Emmy-award winning makeup artist Jan Ping has worked with most of the faces on the silver screen, including favorites Betty White and Cindy Crawford. When she was diagnosed with cancer 4 years ago, it wasn't an A-list celebrity with Beverly Hills connections who was her salvation. It was Nancy Cushing, RN, the oncology nurse navigator for breast cancer at Huntington Hospital in Padadena, CA.
Currently employed by the Dr. Phil show and The Doctors, Ping was working on a different talk show when she first became ill.
"The doctor called with my results and asked if I was in a quiet place. I was at the playground of my daughter's school, as quiet as it could be, and he told me over the phone of my diagnosis. I asked him if I was going to die and he said he couldn't answer that," she recalled.
Within an hour, her nurse Nancy was on the phone, asking how Ping was handling the news and answering those initial questions.
"It's almost 5 years later and I still talk to her," Ping said. "I have 'chemo brain' and go in and out of memory loss all the time. I still call the nurse about my head issues and she always says, 'Why waste time? Let's set up an appointment to get it checked out.' This is almost 5 years later and she's still responsive."
The Power of Good Concealer
As Ping didn't have the luxury of a leave of absence during her yearlong treatment regimen, which included a lumpectomy, two courses of radiation, a second surgery and chemotherapy, she considered her work on medical talk shows a blessing.
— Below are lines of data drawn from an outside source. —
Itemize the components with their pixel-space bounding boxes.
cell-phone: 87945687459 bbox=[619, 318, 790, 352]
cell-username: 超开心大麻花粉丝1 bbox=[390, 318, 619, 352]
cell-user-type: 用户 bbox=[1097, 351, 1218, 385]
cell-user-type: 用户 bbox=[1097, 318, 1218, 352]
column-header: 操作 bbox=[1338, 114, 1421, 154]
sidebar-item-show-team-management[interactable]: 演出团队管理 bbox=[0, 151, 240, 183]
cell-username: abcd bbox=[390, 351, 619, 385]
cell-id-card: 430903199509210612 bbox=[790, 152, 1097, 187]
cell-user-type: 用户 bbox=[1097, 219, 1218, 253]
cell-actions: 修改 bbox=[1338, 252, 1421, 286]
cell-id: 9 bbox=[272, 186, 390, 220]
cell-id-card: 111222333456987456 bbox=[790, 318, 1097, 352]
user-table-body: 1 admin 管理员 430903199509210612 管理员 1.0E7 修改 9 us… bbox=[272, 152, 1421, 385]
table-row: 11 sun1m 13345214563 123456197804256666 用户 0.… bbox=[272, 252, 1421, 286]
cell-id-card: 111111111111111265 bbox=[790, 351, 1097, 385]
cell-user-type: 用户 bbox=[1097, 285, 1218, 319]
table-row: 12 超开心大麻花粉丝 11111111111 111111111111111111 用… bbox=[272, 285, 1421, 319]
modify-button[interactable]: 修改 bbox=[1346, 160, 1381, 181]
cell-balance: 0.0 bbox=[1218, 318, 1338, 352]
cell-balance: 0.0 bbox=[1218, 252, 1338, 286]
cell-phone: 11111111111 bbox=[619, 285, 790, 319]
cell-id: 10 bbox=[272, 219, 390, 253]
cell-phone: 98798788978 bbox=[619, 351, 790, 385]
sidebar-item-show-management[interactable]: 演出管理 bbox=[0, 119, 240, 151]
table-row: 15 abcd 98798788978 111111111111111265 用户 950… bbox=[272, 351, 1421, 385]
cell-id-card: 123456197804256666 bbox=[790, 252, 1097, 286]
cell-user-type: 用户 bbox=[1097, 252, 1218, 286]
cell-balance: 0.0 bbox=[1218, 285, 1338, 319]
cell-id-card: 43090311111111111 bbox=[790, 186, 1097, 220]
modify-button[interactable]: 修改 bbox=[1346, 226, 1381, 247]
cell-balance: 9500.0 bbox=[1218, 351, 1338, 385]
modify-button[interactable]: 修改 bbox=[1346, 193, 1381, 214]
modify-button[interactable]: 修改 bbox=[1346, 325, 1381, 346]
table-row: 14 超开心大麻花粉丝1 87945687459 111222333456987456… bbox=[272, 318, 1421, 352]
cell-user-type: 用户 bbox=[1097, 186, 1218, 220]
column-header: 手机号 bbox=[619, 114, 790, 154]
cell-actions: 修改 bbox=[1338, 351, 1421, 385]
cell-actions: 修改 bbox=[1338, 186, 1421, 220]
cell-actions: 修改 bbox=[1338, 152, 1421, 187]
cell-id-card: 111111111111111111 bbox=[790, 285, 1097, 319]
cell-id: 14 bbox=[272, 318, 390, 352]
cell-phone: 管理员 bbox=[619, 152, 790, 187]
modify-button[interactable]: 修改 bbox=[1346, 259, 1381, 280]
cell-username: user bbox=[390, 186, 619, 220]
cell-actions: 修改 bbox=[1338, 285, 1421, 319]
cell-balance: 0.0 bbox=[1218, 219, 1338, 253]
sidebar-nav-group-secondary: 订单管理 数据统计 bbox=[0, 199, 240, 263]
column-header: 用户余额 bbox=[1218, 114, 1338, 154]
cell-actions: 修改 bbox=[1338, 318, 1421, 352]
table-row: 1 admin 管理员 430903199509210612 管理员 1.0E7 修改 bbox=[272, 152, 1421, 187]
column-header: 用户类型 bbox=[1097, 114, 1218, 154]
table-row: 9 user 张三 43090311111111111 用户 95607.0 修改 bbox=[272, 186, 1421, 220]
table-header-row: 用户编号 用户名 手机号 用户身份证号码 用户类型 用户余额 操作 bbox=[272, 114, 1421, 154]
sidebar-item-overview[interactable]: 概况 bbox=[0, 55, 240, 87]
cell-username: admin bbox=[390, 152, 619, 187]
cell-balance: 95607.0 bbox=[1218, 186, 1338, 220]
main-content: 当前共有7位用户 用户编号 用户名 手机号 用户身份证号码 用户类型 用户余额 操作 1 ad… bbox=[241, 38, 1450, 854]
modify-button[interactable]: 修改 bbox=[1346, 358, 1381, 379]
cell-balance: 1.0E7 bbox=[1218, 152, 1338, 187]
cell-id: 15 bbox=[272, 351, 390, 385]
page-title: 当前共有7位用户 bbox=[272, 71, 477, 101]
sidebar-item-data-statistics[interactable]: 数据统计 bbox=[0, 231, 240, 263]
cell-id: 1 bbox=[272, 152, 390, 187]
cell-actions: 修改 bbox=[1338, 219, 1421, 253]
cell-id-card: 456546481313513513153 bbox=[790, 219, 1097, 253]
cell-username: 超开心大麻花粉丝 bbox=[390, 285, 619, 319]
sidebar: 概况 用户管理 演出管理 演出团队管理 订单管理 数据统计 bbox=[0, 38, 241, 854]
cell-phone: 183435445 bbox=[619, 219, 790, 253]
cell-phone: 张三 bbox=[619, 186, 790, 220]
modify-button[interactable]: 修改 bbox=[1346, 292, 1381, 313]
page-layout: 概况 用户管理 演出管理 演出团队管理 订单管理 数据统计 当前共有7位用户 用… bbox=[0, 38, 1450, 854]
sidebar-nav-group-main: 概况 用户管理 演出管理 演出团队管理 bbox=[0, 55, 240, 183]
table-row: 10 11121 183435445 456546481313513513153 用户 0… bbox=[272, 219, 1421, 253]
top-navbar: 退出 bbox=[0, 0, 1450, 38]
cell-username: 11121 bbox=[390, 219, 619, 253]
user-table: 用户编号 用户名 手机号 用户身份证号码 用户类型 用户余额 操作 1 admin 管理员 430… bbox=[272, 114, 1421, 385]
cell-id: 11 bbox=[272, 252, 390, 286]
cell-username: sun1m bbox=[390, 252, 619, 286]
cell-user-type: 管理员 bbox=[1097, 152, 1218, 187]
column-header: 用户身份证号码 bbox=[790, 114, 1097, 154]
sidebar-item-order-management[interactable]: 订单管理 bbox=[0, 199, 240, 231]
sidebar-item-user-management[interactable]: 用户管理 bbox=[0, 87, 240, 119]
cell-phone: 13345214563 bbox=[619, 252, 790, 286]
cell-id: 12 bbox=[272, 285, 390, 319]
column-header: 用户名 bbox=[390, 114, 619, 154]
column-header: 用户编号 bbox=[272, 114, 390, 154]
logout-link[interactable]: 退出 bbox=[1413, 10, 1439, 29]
Frequently, Dr. Phil or The Doctors would have guests with cancer and she'd relish the chance to make them look as presentable as possible for the camera.
Despite the intense treatments, Ping felt a strong desire to give back. She tried to volunteer with the American Cancer Society, but was told volunteer applicants needed to complete treatment to be considered.
When Ping got a clean bill of health, the American Cancer Society asked if she could use her makeup artistry as part of their Look Good, Feel Better campaign. Today, she travels the country educating oncology nurses on the dermatologic side effects of epidermal growth factor receptor (EGFR) inhibitor treatment and supporting patients' emotional and aesthetic needs. EGFR inhibitor therapy aims to interrupt tumor growth by disrupting signals sent from the EGFT, which is found on the surface of some cancer cells. Because EGFR is also present on other normal cells in the body, including skin cells, skin rash occurs in up to 90 percent of patients undergoing treatment with an EGFR inhibitor. This can be serious and potentially life-threatening. Further, in its mild-to-moderate state, skin rash can cause patients physical discomfort and take an emotional toll, affecting body image.
"Being diagnosed with cancer is a very private and isolating experience," said Ping. "You turn around and enter treatment that makes what was private very public. You have to deal with what it does to your self image."
Naturally, there are a wide range of side effects to manage. With women, Ping makes recommendations for dealing with hair loss, be it on the head brows or lashes. For males, she gets many questions on rashes and reactions. Ping was surprised by the men's reactions to her concealer tips.
"In my world, men wear makeup every day," she quipped.
Based on her admiration for her nurse Nancy, the enthusiasm of the RNs she encounters isn't surprising. Her audiences at ONSEdge events use their personal time to attend her lectures. ONSEdge is an educational branch of the Oncology Nursing Society, connecting its 36,000 members with leading healthcare speakers.
"Nurses aren't makeup artists, but having someone acknowledge the emotional/physical/psychological challenges of cancer treatment is very big," she said. "If a nurse can recommend a makeup line, it's a big deal for a patient. Nurses realize the magnitude of this. They've done so much for me in my treatment. Because of their compassion, they understand how much the side effects can affect how we feel about ourselves, which affects the treatment."
Robin Hocevar is senior regional editor at ADVANCE.